Eine Mitfahrt ist alternativlos
Mercedes-Benz hat lange Anlauf genommen, um das Komfortniveau einer Luxus-Limousine in die Form eines Kleinbusses zu gießen: Nach V-Klasse, Viano und wieder V-Klasse soll es mit dem neuen VLE nun gelingen – aber zu welchem Preis?
Von Paul-Janosch Ersing
Sagen wir, wie es ist: Die Testeindrücke mit dem neuen VLE 300 Elektro beschränken sich auf Mitfahrten auf dem Beifahrersitz und im Fond. Denn mit einem zulässigen Gesamtgewicht von 3780 Kilogramm sprengt das elektrische Großraumfahrzeug – zumindest in der gehobenen Ausstattung – den rechtlichen Rahmen von Führerscheinbesitzern, die ihre Pkw-Fahrerlaubnis nach dem 1. Januar 1999 erhalten haben. In Stuttgart ist man sich dieses Problems durchaus bewusst. Auf Nachfrage wurde die Hoffnung geäußert, dass eine bereits angekündigte EU-Regelung bis Ende 2027 in deutsches Recht umgesetzt wird: Dann soll die Gewichtsklasse für Elektroautos bis auf 4,2 Tonnen angehoben werden. Wer aktuell keinen Führerschein bis 7,5 Tonnen hat und vorher schon VLE Elektro fahren will, muss zu den speziell abgelasteten Varianten und/oder weniger Ausstattung greifen.
Wenig Ausstattung in einem VLE ist allerdings ein Widerspruch: Denn mit dem Nachfolger von V-Klasse und deren elektrischem Ableger EQV soll so viel Ausstattung wie möglich auf vier Räder gestellt werden. Das merkt man bereits beim Betreten durch eine der beiden elektrisch öffnenden Schiebetüren: Die beiden Einzelsitze in der zweiten Reihe erlauben eine Relax-Position und erinnern an First-Class-Sessel eines Privatjets. Wenn sich der 31,3-Zoll-Bildschirm aus dem Dachhimmel faltet und sich die Sonnenrollos automatisch schließen, wird der VLE zur rollenden Videokabine – mit feinstem Klang aus 22 Lautsprechern. Dass die Marke mit dem Stern dafür etwas mehr als 17.000 Euro Aufpreis verlangt, weil dazu verschiedene Pakete kombiniert werden müssen, dürfte nur wenige Kunden abschrecken. Schließlich kostet der VLE 300 selbst in der Basisversion etwas mehr als 70.000 Euro.

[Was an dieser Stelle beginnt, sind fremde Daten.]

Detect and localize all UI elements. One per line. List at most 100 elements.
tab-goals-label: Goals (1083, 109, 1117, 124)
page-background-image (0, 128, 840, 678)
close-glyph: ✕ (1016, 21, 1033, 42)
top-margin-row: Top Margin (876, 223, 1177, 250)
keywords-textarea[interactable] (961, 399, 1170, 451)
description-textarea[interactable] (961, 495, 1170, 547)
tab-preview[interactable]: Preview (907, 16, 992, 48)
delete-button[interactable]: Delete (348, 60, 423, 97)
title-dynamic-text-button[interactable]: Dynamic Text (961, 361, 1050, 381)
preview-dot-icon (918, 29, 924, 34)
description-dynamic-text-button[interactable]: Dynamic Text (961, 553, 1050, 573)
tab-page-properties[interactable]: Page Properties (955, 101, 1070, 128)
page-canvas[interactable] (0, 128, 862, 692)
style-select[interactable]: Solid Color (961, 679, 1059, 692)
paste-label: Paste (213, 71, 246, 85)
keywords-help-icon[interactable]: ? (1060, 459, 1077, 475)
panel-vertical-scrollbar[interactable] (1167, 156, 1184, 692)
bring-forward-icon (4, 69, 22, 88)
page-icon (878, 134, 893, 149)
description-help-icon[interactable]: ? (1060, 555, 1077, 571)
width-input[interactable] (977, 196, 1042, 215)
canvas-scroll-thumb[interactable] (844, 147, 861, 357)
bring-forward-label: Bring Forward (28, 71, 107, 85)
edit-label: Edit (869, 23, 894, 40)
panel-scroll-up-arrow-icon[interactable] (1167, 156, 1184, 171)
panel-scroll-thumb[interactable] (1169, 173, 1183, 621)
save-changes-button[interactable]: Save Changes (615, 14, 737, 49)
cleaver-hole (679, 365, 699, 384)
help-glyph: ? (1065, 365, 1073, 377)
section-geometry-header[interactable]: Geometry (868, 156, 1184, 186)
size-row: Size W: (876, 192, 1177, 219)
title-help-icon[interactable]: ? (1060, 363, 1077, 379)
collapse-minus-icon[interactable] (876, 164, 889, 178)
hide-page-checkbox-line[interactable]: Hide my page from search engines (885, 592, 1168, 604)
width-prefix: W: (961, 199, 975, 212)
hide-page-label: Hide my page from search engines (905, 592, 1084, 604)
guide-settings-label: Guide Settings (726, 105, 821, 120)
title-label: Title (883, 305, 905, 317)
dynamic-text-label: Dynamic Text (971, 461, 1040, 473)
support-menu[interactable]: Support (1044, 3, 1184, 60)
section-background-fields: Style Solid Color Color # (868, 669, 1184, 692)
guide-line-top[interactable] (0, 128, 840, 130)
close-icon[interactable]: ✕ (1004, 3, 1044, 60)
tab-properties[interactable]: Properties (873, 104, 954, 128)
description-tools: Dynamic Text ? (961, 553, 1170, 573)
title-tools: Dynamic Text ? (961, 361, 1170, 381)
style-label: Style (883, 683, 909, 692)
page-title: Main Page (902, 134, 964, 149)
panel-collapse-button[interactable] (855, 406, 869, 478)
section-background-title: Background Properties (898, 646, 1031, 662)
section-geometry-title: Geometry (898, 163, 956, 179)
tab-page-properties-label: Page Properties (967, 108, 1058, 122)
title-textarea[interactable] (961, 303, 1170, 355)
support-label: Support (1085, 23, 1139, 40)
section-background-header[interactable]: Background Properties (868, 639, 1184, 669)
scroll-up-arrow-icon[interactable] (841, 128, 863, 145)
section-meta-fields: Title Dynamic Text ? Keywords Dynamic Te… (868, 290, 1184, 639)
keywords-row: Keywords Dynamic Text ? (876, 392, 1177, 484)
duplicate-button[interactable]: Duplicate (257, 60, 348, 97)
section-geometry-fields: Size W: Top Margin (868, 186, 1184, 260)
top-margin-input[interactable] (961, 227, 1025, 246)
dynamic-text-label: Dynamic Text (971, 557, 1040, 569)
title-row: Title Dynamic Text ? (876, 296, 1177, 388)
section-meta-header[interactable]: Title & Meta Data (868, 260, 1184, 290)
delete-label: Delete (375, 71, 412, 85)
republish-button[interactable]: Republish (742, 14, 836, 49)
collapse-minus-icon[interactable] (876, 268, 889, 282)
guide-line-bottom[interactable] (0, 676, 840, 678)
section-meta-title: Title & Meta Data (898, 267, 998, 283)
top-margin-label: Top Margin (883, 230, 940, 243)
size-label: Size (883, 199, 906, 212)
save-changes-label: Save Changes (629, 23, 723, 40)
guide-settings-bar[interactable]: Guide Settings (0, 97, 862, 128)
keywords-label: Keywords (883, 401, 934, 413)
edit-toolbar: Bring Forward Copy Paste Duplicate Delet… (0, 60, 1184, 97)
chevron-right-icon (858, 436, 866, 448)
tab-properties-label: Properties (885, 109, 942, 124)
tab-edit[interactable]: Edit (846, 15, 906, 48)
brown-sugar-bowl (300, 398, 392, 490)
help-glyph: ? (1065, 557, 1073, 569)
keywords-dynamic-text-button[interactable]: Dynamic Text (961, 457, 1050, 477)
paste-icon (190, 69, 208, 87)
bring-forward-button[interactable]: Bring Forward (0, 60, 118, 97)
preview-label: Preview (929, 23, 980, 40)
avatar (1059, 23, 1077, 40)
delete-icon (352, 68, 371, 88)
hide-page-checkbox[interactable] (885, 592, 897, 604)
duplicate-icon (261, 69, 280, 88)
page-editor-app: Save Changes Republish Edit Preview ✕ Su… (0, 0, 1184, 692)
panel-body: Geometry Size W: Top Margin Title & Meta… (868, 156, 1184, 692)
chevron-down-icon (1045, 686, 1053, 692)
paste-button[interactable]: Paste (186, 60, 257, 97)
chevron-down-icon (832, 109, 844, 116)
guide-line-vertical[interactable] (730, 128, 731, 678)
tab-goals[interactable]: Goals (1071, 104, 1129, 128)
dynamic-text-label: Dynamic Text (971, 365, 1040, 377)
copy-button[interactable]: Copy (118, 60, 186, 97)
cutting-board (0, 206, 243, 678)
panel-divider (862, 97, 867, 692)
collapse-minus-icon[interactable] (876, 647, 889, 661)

Der 115-kWh-Akku im Unterboden bringt ordentlich Masse mit und ermöglicht eine theoretische Reichweite bis zu 713 Kilometern. Diese Tatsache unterscheidet den VLE vom bisherigen EQV: Während der Vorgänger eher für Shuttle-Fahrten im städtischen Umfeld ausgelegt war, kommt der Neue jetzt richtig weit. Falls unterwegs Strom getankt werden muss, klappt das jetzt mit bis über 300 kW Ladeleistung in der Spitze – auch dank der neuen 800-Volt-Technologie.

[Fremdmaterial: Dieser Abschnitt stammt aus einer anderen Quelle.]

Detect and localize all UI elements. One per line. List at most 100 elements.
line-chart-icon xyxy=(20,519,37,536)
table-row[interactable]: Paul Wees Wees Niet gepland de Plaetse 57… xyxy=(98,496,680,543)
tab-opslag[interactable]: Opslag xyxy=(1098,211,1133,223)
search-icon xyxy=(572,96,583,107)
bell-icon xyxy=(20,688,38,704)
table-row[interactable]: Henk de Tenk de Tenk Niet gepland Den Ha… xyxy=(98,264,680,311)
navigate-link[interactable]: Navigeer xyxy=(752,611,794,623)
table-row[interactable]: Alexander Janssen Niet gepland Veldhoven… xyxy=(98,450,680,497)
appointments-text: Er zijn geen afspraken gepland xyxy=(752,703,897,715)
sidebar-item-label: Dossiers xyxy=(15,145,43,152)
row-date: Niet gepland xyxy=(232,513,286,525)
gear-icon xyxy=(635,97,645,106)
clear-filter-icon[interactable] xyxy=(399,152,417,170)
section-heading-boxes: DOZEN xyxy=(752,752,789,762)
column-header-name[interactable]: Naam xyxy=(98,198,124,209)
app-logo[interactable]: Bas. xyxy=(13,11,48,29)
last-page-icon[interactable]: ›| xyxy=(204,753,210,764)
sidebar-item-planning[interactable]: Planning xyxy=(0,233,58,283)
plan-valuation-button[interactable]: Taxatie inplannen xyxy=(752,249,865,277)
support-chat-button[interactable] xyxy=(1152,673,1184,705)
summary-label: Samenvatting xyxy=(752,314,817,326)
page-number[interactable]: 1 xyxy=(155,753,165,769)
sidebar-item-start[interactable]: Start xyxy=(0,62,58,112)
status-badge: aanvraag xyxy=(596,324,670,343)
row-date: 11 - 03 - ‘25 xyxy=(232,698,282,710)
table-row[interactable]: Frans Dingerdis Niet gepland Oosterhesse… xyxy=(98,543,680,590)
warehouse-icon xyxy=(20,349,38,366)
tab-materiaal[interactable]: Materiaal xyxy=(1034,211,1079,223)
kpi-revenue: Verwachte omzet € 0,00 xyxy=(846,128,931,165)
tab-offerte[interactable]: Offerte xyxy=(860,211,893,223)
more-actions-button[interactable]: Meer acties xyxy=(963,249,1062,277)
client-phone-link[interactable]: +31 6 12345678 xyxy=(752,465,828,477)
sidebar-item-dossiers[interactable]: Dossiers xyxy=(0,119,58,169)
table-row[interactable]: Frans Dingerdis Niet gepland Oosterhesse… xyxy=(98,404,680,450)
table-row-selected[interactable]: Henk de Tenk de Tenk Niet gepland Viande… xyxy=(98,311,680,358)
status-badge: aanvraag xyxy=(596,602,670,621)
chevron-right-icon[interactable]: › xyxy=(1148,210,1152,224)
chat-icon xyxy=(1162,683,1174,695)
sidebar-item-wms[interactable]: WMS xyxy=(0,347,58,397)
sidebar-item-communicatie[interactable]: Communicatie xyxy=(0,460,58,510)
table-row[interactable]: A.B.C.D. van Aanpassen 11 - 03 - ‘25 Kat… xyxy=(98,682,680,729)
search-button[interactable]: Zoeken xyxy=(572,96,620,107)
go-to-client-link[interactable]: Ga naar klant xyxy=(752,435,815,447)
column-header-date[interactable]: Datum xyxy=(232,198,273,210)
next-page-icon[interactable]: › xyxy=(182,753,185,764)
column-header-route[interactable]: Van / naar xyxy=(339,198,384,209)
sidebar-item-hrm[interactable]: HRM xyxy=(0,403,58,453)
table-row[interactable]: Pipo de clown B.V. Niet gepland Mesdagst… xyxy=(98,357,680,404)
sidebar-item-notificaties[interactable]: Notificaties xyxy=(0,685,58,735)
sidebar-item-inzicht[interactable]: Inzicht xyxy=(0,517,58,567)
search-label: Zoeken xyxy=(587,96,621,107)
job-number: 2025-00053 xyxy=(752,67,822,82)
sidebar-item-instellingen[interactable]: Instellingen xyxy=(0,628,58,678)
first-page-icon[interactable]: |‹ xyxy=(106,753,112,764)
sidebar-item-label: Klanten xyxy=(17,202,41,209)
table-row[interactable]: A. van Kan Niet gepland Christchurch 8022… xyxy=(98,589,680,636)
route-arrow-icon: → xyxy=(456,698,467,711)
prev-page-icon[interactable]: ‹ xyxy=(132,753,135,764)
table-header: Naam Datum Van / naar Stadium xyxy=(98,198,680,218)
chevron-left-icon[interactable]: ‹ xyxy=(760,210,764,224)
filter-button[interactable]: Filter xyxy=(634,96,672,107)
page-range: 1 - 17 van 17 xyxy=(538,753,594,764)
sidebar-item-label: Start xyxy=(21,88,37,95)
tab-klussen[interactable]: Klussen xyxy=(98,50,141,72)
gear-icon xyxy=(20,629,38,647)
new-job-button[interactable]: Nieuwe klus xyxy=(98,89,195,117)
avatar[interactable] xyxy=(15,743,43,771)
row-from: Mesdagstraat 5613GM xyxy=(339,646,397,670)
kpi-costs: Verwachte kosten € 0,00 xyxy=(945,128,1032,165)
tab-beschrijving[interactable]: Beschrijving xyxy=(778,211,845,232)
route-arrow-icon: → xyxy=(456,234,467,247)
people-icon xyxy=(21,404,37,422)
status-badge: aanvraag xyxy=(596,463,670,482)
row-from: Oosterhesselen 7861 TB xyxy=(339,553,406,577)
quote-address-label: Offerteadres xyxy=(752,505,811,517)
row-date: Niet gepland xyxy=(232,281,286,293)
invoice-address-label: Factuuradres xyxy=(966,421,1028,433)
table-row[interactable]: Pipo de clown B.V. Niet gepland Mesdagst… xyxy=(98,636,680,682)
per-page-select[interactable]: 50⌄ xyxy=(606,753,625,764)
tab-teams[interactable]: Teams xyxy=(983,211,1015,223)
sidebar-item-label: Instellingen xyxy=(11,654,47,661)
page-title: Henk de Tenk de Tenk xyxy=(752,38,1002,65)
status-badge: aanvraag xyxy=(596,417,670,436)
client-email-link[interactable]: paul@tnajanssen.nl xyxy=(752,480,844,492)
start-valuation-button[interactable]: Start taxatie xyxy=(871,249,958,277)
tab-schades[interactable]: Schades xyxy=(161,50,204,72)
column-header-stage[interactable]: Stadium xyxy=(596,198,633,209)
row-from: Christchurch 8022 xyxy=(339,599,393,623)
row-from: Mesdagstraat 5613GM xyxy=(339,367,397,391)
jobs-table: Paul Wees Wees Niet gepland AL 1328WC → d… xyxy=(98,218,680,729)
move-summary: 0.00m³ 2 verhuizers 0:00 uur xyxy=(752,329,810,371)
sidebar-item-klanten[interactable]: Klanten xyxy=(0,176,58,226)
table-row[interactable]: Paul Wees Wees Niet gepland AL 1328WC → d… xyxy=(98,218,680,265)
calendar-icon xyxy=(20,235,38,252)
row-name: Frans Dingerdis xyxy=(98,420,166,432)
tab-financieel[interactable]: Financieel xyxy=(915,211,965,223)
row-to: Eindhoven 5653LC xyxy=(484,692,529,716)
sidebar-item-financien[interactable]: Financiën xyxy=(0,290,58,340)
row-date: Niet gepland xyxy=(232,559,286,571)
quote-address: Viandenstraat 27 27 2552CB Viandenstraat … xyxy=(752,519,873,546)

Auf einer nicht mehr ganz so frischen Landstraße in der baskischen Provinz leistet die Luftfederung ganze Arbeit. Hier wird der Unterschied zum bisherigen Modell mit seiner nicht zu leugnenden Verwandtschaft zum Nutzfahrzeug namens Vito auf als Passagier spürbar. Die schiere Außenlänge von 5,31 Metern führt zu einer ausufernden Beinfreiheit in Reihe zwei. Auf der Dreier-Rückbank dahinter bleibt noch genug Platz für weitere Mitreisende. Erfreuliche Neuerung: Die Seitenfenster der Schiebetüren lassen sich komplett versenken.
5,31 Meter? Korrekt, und zwar als Standardversion – die längere Fassung kommt sogar auf 5,48 Meter. Beides ist für europäische Parkplätze zu lang, und es ist der mitlenkenden Hinterachse und dem Rundum-Kamerasystem zu verdanken, dass die meisten Manöver trotzdem überraschend leichtfüßig von der Hand zu gehen scheinen (Wendekreis: 10,90 Meter).
Aufbauend auf der neuen VAN.EA-Plattform bringt Mercedes den VLE zunächst nur elektrisch; Anfang 2027 ergänzt der VLE 250 mit einem kleineren LFP-Akku (80 kWh) das Angebot zu Preisen ab rund 65.000 Euro. Die Varianten mit Verbrennungsmotor (VAN.CA) werden in einigen Monaten nachgeschoben.